Dr. José de los Rios, who attended her more or less, said to me one day:

“Her case interests me and I would like to know more about it, but she won’t tell me. I believe she enjoys her condition. She likes to die periodically and I do not think she really wants me to cure her. She innocently believes that we physicians are enemies of death. I know that she dislikes me decidedly, but it amuses me to treat her and threaten her with life. It is surprising how she hates life. She has the same repugnance for life that most people have for death. I mean a repugnance for the obvious manifestations of it, not exempt from slight curiosity. She feels as revolted by the presence of a healthy-looking person as a normal being is by the proximity of a decayed corpse. She hates life.”

Doña Micaela Valverde had told little about herself to Dr. de los Rios. However, she had told him that she sensed the approach of her attacks by the long spells of melancholia that preceded them. For almost a month before one of these attacks she felt a sadness which assumed maddening proportions and almost verged on insanity. Then, as the attack neared, cramps began to steal all over her body at regular intervals and she knew it was time to make her preparations.

As I have said, in the beginning these attacks were milder; she lay motionless but her eyelids quivered and sometimes tears rolled from her eyes. She could see, hear and smell and sometimes even feel. But with time these attacks became more severe. She lost consciousness, was seized by complete rigor mortis, her temperature decreased until she was cold and the most sensitive stethoscope could not detect the beating of her heart. In that manner she lay for two or three months in her bed, in a room where the curtains had been drawn, having told her elderly maid beforehand not to give her any attention.

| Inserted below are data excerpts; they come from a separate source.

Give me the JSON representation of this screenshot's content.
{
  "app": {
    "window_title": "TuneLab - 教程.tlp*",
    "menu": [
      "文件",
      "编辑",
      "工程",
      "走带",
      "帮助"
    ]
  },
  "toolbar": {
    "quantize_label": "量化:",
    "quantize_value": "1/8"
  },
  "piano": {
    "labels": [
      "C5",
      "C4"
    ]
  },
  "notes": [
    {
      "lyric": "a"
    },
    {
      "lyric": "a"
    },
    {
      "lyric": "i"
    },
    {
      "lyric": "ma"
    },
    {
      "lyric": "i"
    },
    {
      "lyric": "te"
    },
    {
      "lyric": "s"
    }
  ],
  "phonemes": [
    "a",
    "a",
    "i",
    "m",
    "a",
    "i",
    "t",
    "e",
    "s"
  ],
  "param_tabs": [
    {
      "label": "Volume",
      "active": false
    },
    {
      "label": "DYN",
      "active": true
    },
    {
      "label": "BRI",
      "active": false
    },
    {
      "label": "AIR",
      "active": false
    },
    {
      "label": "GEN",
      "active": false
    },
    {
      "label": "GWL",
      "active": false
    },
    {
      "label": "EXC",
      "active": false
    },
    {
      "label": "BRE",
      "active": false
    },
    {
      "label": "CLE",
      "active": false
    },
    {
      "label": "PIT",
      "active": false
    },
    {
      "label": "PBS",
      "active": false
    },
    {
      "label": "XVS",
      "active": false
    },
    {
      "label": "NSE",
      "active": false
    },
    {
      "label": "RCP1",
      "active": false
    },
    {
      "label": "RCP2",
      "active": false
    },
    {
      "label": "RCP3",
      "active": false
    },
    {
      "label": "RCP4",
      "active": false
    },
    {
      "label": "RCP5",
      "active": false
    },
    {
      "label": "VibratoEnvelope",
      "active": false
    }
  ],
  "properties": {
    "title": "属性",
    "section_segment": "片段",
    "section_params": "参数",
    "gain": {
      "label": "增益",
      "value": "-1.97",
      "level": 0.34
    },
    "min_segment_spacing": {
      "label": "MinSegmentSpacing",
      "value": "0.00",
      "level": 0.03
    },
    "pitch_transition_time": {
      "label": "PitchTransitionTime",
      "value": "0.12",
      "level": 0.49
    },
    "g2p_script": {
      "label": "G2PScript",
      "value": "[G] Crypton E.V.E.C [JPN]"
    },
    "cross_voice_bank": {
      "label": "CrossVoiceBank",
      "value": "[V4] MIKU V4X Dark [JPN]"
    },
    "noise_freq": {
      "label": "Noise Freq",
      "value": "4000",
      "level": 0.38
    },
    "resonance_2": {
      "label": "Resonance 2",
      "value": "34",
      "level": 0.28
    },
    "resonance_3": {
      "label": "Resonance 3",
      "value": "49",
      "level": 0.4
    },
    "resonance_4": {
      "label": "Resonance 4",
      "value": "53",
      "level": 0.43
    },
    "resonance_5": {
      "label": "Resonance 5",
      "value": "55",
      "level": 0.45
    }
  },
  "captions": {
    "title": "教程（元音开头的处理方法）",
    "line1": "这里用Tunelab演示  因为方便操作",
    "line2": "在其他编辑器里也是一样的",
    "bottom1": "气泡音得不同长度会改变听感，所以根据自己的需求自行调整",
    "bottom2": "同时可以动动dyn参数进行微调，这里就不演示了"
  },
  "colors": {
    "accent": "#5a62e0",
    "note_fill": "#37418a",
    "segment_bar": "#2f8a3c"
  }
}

The poor maid went about the house with supreme indifference. She had apparently become used to these things. She arranged things, put everything in order without even looking into her mistress’s room, and thus time went by, until one day Doña Micaela would wake up and stagger out of bed hardly able to walk. Then the old maid would see the door of her mistress’s room open and Doña Micaela come reeling down the corridor like a living corpse, mumbling in a hollow voice:

“I have been dead. I have been dead. ”

The maid shook her head sadly and went about her duties.

Dr. José de los Rios had examined Doña Micaela during one of her attacks and had said to me:

“I have made all the tests that science knows of for such cases, and I tell you that she is really dead. She dies for two or three months and then she is resuscitated.”

“But that is not possible. It must be an acute attack of catalepsy or something like that.”

“I have made all the tests and I tell you that she is really dead.”

Dr. de los Rios insisted, but I could not be convinced.

Soon there was a superstition about Doña Micaela Valverde, and people began to call her the dead woman. No one dared approach her. Everybody avoided her. Children ran away from her, frightened. The only people who continued to befriend her were her old maid and the undertaker down the street.